The Mercedes tractor, owned by the force for a number of years, is normally used for shifting the mobile control centre.

Now it is being used to fight road crime on main roads in Essex. It has been out on operation twice in recent weeks, and during a spell on the A13 and M25 in Thurrock, officers caught a lorry driver tapping away on his iPad while cruising along at 50mph.

Aside from clamping down on road offences, it might also be a useful tool in the war against metal theft as it is able to blend into industrial surroundings where such crime is often committed.

Last week, the Thurrock Gazette reported how three businesses had been blighted by commercial crimes like metal theft in the last year.

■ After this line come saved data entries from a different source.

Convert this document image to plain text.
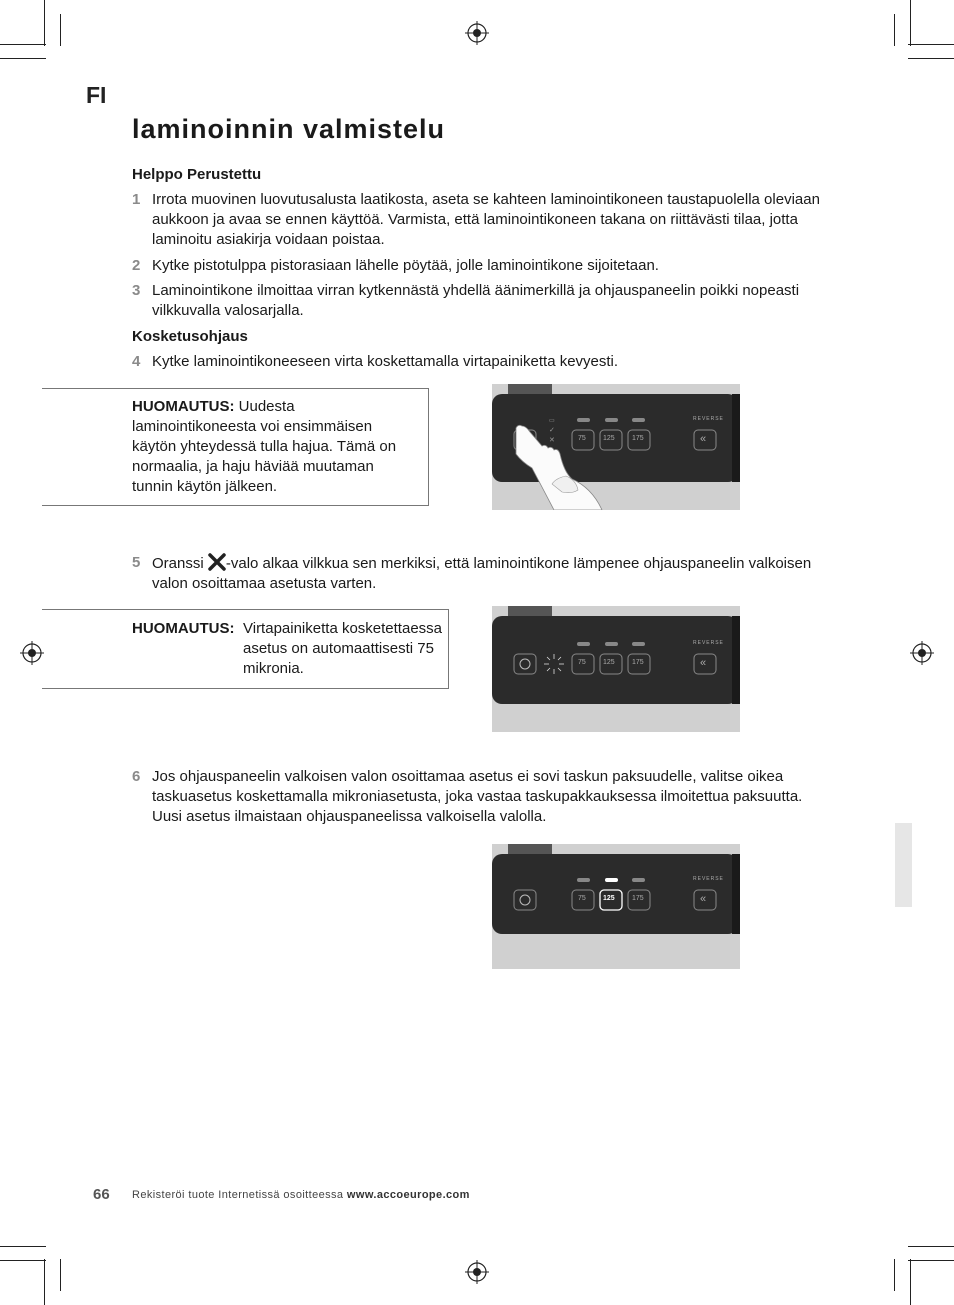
FI
laminoinnin valmistelu
Helppo Perustettu
1 Irrota muovinen luovutusalusta laatikosta, aseta se kahteen laminointikoneen taustapuolella oleviaan aukkoon ja avaa se ennen käyttöä. Varmista, että laminointikoneen takana on riittävästi tilaa, jotta laminoitu asiakirja voidaan poistaa.
2 Kytke pistotulppa pistorasiaan lähelle pöytää, jolle laminointikone sijoitetaan.
3 Laminointikone ilmoittaa virran kytkennästä yhdellä äänimerkillä ja ohjauspaneelin poikki nopeasti vilkkuvalla valosarjalla.
Kosketusohjaus
4 Kytke laminointikoneeseen virta koskettamalla virtapainiketta kevyesti.
HUOMAUTUS: Uudesta laminointikoneesta voi ensimmäisen käytön yhteydessä tulla hajua. Tämä on normaalia, ja haju häviää muutaman tunnin käytön jälkeen.
▭
✓
✕
REVERSE
75 125 175	«
5 Oranssi -valo alkaa vilkkua sen merkiksi, että laminointikone lämpenee ohjauspaneelin valkoisen valon osoittamaa asetusta varten.
HUOMAUTUS: Virtapainiketta kosketettaessa asetus on automaattisesti 75 mikronia.
REVERSE
75 125 175	«
6 Jos ohjauspaneelin valkoisen valon osoittamaa asetus ei sovi taskun paksuudelle, valitse oikea taskuasetus koskettamalla mikroniasetusta, joka vastaa taskupakkauksessa ilmoitettua paksuutta. Uusi asetus ilmaistaan ohjauspaneelissa valkoisella valolla.
REVERSE
75 125 175	«
66 Rekisteröi tuote Internetissä osoitteessa www.accoeurope.com
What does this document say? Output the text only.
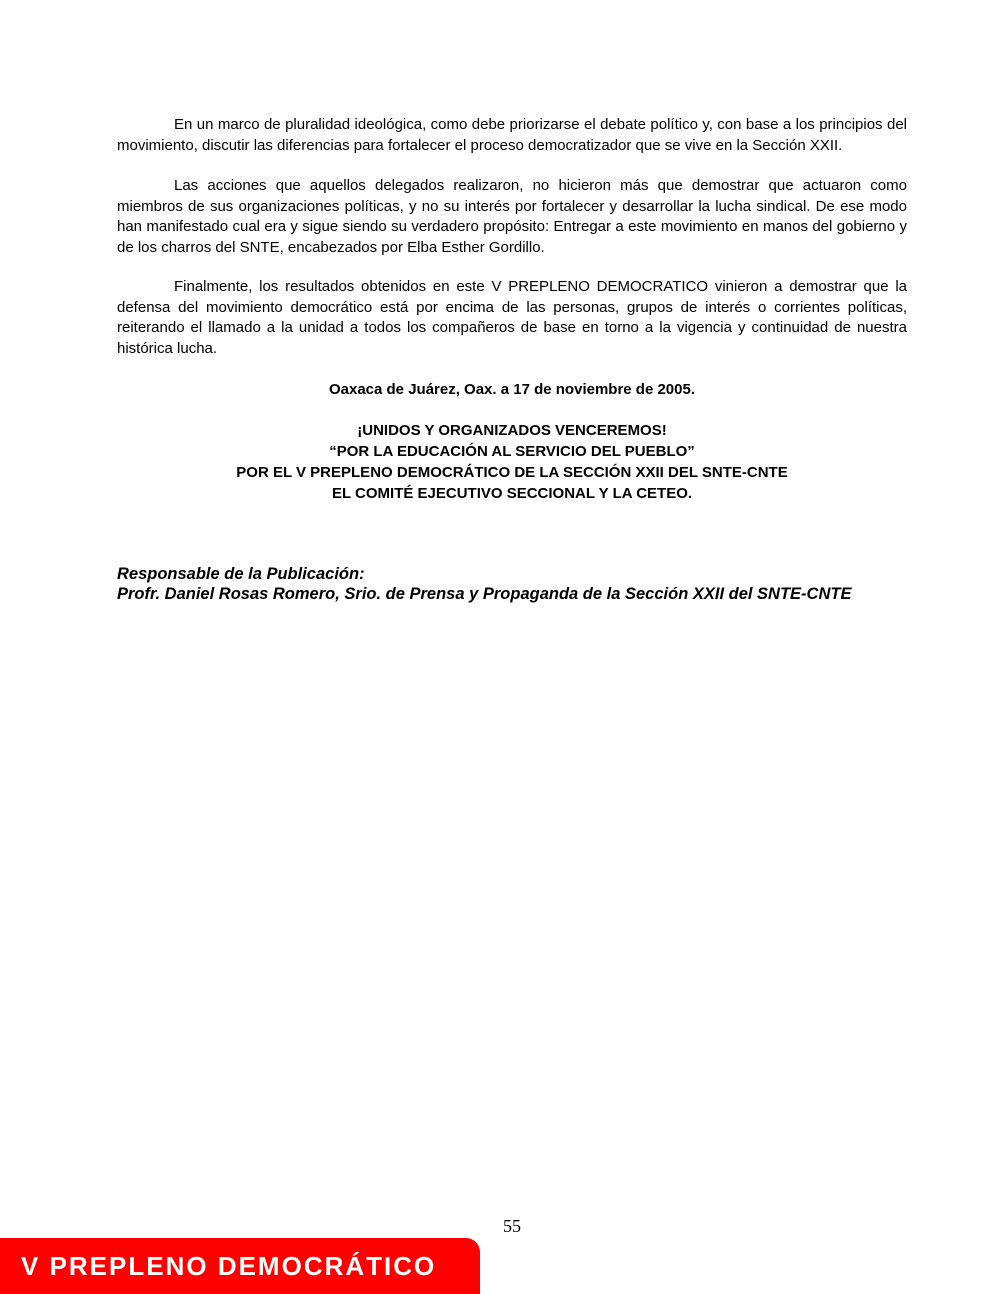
En un marco de pluralidad ideológica, como debe priorizarse el debate político y, con base a los principios del movimiento, discutir las diferencias para fortalecer el proceso democratizador que se vive en la Sección XXII.

Las acciones que aquellos delegados realizaron, no hicieron más que demostrar que actuaron como miembros de sus organizaciones políticas, y no su interés por fortalecer y desarrollar la lucha sindical. De ese modo han manifestado cual era y sigue siendo su verdadero propósito: Entregar a este movimiento en manos del gobierno y de los charros del SNTE, encabezados por Elba Esther Gordillo.

Finalmente, los resultados obtenidos en este V PREPLENO DEMOCRATICO vinieron a demostrar que la defensa del movimiento democrático está por encima de las personas, grupos de interés o corrientes políticas, reiterando el llamado a la unidad a todos los compañeros de base en torno a la vigencia y continuidad de nuestra histórica lucha.

Oaxaca de Juárez, Oax. a 17 de noviembre de 2005.
¡UNIDOS Y ORGANIZADOS VENCEREMOS!
“POR LA EDUCACIÓN AL SERVICIO DEL PUEBLO”
POR EL V PREPLENO DEMOCRÁTICO DE LA SECCIÓN XXII DEL SNTE-CNTE
EL COMITÉ EJECUTIVO SECCIONAL Y LA CETEO.
Responsable de la Publicación:
Profr. Daniel Rosas Romero, Srio. de Prensa y Propaganda de la Sección XXII del SNTE-CNTE
55
V PREPLENO DEMOCRÁTICO
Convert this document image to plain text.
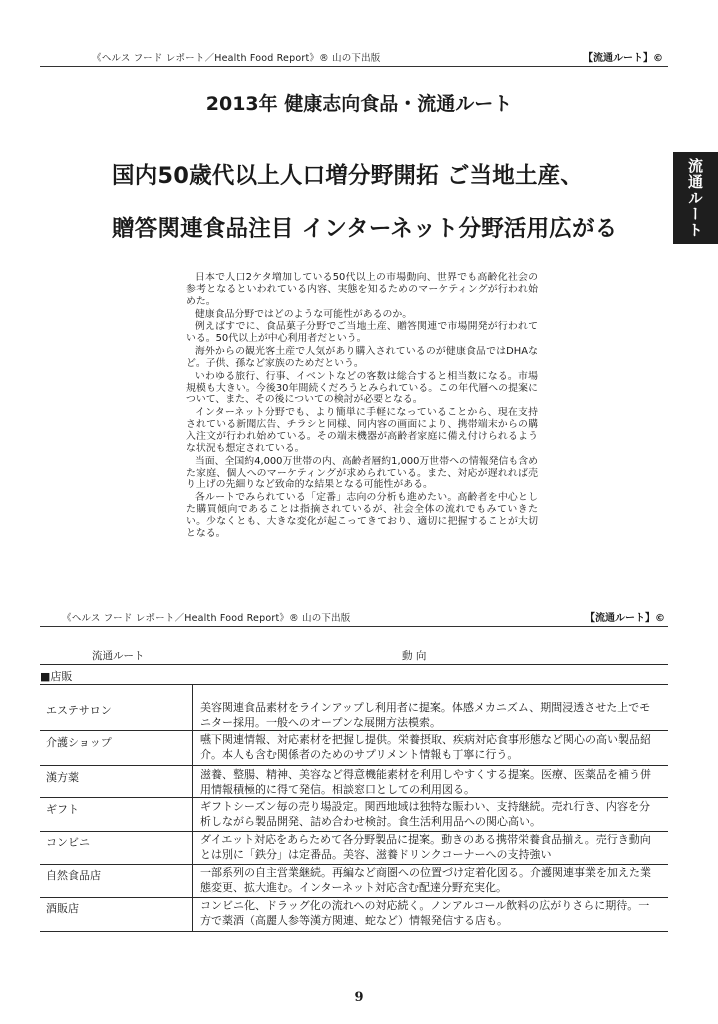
《ヘルス フード レポート／Health Food Report》® 山の下出版	【流通ルート】©
2013年 健康志向食品・流通ルート
国内50歳代以上人口増分野開拓 ご当地土産、
贈答関連食品注目 インターネット分野活用広がる	流通ルート

日本で人口2ケタ増加している50代以上の市場動向、世界でも高齢化社会の参考となるといわれている内容、実態を知るためのマーケティングが行われ始めた。

健康食品分野ではどのような可能性があるのか。

例えばすでに、食品菓子分野でご当地土産、贈答関連で市場開発が行われている。50代以上が中心利用者だという。

海外からの観光客土産で人気があり購入されているのが健康食品ではDHAなど。子供、孫など家族のためだという。

いわゆる旅行、行事、イベントなどの客数は総合すると相当数になる。市場規模も大きい。今後30年間続くだろうとみられている。この年代層への提案について、また、その後についての検討が必要となる。

インターネット分野でも、より簡単に手軽になっていることから、現在支持されている新聞広告、チラシと同様、同内容の画面により、携帯端末からの購入注文が行われ始めている。その端末機器が高齢者家庭に備え付けられるような状況も想定されている。

当面、全国約4,000万世帯の内、高齢者層約1,000万世帯への情報発信も含めた家庭、個人へのマーケティングが求められている。また、対応が遅れれば売り上げの先細りなど致命的な結果となる可能性がある。

各ルートでみられている「定番」志向の分析も進めたい。高齢者を中心とした購買傾向であることは指摘されているが、社会全体の流れでもみていきたい。少なくとも、大きな変化が起こってきており、適切に把握することが大切となる。

《ヘルス フード レポート／Health Food Report》® 山の下出版	【流通ルート】©
流通ルート	動 向
■店販
エステサロン	美容関連食品素材をラインアップし利用者に提案。体感メカニズム、期間浸透させた上でモニター採用。一般へのオープンな展開方法模索。
介護ショップ	嚥下関連情報、対応素材を把握し提供。栄養摂取、疾病対応食事形態など関心の高い製品紹介。本人も含む関係者のためのサプリメント情報も丁寧に行う。
漢方薬	滋養、整腸、精神、美容など得意機能素材を利用しやすくする提案。医療、医薬品を補う併用情報積極的に得て発信。相談窓口としての利用図る。
ギフト	ギフトシーズン毎の売り場設定。関西地域は独特な賑わい、支持継続。売れ行き、内容を分析しながら製品開発、詰め合わせ検討。食生活利用品への関心高い。
コンビニ	ダイエット対応をあらためて各分野製品に提案。動きのある携帯栄養食品揃え。売行き動向とは別に「鉄分」は定番品。美容、滋養ドリンクコーナーへの支持強い
自然食品店	一部系列の自主営業継続。再編など商圏への位置づけ定着化図る。介護関連事業を加えた業態変更、拡大進む。インターネット対応含む配達分野充実化。
酒販店	コンビニ化、ドラッグ化の流れへの対応続く。ノンアルコール飲料の広がりさらに期待。一方で薬酒（高麗人参等漢方関連、蛇など）情報発信する店も。
9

PCs Al Cuthbertson and Gary Winfield, both members of the Essex Police commercial vehicle unit, have got HGV licences to drive the police lorry.

While one officer drives, the other keeps watch from the passenger seat, using a radio to pass information to other officers on motorbike or in cars to stop offending drivers.

The higher vantage point enables officers to spot motorist misdemeanours, particularly those being carried out by lorry drivers.

PCs Cuthbertson and Winfield wear fleeces over their police uniforms and the lorry, which is grey in colour, bears the number plate “A12 EPD”, the only clue that it is police-owned.

Adam Pipe, Essex Police’s casualty reduction manager said: “Although it has been nicknamed the “plainclothes lorry” there is nothing secret or covert about the truck.

“It is being used for road safety and general policing patrols and is especially useful for keeping an eye on lorry drivers and motorists who are not driving safely or are breaking the law by using phones and other devices or not wearing seat belts.”